Two blocks are moving along a horizontal frictionless surface. The 4 kg block is moving to the right with a speed of 6 m/s and the 2 kg block is moving to the left with a speed of 3 m/s. The two blocks collide inelastically and then continue to move together along the surface and then up a 30° frictionless ramp. How high up the ramp does the combined object move?

Great!  To be honest this problem took me a little bit because I was making it quite a bit more complicated than was needed.  The easiest way to solve this is by breaking up the problem into 2 parts, solving the first with conservation of momentum and the second with simple linear kinematics.

So, let’s get down to business.  We have the following information that will be helpful to us.

Mass 1 = 4 kg
Velocity 1 = 6 m/s
Mass 2 =  2 kg
Combined Mass (they stick remember) = 6 kg
Velocity 2 = 3 m/s
Inclined Angle = 30 degrees
Gravitational Acceleration = 9.8 m/s^2

Now, we need to work out the first part.  We have to blocks moving in opposite directions that (by what the problem states) will stick together and continue moving at a certain velocity in a certain direction (by the problem we can assume toward the ramp).  So we use simple conservation of momentum as follows:

(P_fx)_1 + (P_fx)_2 = (P_ix)_1 + (P_ix)_2

(m_f )_1(v_f)_1 + (m_f )_2(v_f)_2 = (m_i )_1(v_i)_1 + (m_i )_2(v_i)_2

Since they stick together, our result will only be one result of m * v.  It is also important to note that because the second mass is moving toward the first, the sign for the second set will be negative, without this, you’ll definitely get the wrong answer.

(m_f)(v_f) = (4 kg)(6 m/s) + (2 kg)(3 m/s)

We also need to remember that we have our final mass already by adding the blocks masses since they stuck together, 6 kg.

(6 kg)(v_f) = (24 m/s kg)  - (6 m/s kg) \equiv (6 kg)(v_f) = 18 m/s kg

(v_f) = \frac{18 m/s kg}{6 kg} \equiv v_f = 3 m/s

Wonderful!  Now we know how fast the blocks are moving after they combine and, consequently, when they hit the bottom of the ramp.  Now, we know that the incline of the ramp is 30 degrees from horizontal (x).  Because of this, we need to modify our acceleration due to gravity as a result.  This is important to find because it will tell us exactly how fast the blocks are slowing down.  If we know that, then we can use one of our simple kinematics equations to solve for the distance (as you’ll see).

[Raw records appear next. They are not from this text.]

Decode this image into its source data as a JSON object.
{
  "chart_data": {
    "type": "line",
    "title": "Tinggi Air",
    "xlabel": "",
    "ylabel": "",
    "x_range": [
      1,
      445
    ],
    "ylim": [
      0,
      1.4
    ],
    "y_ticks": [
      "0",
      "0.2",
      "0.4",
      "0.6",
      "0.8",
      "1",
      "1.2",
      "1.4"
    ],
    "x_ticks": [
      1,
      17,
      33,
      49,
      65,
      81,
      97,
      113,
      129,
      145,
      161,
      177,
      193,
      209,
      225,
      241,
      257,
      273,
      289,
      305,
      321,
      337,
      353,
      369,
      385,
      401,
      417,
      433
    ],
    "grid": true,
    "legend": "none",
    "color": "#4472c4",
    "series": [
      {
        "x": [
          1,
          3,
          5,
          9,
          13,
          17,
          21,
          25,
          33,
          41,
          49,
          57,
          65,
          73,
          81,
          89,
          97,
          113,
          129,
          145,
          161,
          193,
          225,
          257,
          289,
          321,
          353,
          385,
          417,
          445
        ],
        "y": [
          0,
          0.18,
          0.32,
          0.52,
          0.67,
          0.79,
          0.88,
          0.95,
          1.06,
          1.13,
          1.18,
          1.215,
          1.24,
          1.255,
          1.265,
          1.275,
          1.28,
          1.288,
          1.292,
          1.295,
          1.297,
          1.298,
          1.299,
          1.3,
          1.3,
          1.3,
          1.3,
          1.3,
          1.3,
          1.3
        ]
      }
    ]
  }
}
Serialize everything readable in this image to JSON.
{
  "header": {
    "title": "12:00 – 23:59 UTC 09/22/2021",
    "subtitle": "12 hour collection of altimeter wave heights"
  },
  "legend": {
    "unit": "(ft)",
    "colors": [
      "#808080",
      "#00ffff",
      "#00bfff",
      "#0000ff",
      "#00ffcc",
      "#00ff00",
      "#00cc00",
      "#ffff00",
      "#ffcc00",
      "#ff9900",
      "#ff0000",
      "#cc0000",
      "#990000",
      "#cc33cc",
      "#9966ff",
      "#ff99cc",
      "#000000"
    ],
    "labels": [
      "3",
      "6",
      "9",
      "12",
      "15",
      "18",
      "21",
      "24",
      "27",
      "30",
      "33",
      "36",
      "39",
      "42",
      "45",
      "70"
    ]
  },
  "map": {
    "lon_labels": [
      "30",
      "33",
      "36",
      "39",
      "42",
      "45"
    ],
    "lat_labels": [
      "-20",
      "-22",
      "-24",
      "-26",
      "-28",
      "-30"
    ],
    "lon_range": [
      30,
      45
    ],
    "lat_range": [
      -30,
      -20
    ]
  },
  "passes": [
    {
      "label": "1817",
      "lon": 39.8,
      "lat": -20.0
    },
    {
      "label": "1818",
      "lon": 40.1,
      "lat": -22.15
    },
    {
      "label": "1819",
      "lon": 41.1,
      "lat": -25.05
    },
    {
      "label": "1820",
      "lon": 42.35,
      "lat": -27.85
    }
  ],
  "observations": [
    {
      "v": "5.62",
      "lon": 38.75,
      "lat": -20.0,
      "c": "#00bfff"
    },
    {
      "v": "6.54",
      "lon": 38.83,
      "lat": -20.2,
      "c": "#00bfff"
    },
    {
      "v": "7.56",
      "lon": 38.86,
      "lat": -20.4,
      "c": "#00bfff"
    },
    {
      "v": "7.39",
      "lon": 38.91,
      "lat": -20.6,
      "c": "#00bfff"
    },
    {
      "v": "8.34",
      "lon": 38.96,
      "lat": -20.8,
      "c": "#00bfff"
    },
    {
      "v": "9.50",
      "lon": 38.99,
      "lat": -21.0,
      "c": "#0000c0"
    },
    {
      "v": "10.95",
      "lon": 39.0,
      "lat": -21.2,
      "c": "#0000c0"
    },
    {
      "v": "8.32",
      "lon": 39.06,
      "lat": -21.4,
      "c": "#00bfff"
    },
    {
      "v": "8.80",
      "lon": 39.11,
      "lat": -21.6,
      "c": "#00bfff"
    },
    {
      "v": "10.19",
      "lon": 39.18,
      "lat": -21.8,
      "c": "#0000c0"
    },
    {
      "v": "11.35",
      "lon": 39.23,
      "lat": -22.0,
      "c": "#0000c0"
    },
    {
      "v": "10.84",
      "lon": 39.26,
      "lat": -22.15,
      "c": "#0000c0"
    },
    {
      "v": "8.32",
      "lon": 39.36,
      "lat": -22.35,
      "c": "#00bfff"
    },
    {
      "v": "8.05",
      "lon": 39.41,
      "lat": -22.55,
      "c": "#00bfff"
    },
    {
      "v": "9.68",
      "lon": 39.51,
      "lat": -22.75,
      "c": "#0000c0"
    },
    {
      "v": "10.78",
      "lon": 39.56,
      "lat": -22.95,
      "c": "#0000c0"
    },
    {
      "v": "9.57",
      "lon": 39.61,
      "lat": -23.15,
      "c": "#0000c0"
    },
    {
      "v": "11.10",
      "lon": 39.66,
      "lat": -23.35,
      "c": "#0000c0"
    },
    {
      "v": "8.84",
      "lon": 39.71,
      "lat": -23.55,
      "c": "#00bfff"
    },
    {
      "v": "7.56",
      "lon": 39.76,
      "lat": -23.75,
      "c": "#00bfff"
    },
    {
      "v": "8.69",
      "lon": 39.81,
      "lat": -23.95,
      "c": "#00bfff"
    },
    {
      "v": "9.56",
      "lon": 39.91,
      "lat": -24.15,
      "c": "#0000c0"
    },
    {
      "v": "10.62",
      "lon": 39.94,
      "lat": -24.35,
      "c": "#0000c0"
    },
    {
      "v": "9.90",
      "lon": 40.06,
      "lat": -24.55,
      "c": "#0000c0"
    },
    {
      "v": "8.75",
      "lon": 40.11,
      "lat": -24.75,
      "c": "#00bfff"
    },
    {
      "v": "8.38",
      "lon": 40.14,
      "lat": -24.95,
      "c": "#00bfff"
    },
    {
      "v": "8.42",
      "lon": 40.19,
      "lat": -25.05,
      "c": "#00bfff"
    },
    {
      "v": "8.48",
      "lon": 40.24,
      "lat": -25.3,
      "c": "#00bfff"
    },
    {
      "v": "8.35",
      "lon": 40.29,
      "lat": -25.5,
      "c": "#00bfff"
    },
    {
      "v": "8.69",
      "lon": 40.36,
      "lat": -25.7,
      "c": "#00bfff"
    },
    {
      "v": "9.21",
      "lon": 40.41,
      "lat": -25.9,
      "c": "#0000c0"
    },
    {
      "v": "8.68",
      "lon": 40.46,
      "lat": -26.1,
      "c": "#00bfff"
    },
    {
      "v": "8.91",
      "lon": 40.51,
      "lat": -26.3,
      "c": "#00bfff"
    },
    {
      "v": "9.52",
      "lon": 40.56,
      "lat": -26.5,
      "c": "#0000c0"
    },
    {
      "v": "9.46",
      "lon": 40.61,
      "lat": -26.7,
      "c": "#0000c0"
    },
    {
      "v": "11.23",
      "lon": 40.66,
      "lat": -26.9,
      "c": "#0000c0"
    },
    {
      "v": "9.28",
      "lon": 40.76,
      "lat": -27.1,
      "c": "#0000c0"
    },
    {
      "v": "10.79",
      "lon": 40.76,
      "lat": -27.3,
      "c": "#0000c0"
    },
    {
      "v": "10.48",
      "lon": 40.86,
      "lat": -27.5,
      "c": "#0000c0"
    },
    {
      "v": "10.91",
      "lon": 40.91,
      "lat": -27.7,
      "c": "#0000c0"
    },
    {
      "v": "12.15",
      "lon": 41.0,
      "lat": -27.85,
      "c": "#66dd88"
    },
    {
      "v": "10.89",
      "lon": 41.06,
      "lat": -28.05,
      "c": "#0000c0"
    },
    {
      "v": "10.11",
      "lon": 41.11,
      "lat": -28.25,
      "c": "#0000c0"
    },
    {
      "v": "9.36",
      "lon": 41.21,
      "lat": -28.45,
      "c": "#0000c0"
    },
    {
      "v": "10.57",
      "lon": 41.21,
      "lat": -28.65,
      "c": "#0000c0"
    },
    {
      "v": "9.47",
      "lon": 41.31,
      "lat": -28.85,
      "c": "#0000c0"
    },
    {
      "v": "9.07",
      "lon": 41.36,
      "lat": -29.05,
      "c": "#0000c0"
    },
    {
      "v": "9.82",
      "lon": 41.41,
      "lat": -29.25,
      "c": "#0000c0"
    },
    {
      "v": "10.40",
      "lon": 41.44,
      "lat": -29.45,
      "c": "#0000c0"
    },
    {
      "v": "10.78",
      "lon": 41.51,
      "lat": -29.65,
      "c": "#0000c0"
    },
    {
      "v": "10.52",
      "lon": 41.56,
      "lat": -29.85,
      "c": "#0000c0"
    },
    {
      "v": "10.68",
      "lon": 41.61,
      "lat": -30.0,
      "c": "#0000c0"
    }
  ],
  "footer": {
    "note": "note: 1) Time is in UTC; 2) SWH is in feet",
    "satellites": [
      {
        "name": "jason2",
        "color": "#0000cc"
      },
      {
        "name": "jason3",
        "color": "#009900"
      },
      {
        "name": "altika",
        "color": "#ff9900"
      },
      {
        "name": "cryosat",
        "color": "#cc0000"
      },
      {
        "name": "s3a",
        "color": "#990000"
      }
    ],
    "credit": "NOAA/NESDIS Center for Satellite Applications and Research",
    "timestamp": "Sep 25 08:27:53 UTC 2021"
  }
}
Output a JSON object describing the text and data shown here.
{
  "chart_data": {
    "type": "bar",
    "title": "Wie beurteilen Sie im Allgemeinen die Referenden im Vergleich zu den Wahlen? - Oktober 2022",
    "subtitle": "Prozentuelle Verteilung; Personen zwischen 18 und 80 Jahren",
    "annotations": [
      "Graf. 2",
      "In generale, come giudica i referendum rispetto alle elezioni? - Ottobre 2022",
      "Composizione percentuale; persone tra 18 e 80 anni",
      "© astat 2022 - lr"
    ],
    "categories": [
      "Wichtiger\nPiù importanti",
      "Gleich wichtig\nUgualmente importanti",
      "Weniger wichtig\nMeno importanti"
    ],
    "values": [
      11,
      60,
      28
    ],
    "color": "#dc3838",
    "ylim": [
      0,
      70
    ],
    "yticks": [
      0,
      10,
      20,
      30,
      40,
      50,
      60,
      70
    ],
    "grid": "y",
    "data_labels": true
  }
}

Now, saving a lot of vector breakdown, the formula needed to find the modified value of gravitational acceleration is:

a = g\sin{\theta}

Now we simply plug in our values:

a = -9.8\sin{30} = -4.9 m/s^2

So, we know that the velocity the blocks reach the ramp at is 3 m/s and the acceleration due to the 30 decree incline is -4.9 m/s^2 and that to find the distance up the ramp they go, the final velocity will be 0 because at that point the blocks will start going back down the ramp.  Using the formula below we can plug in our calculations to find the final distance.

(v_f)^2 = (v_i)^2 + 2a\delta(s)

0 = (3 m/s)^2 + 2 (-4.9 m/s^2)\delta(s)

-9 m/s = -9.8 m/s^2\delta(s)

\delta(s) = \frac{-9 m/s}{-9.8 m/s^2} = .92 m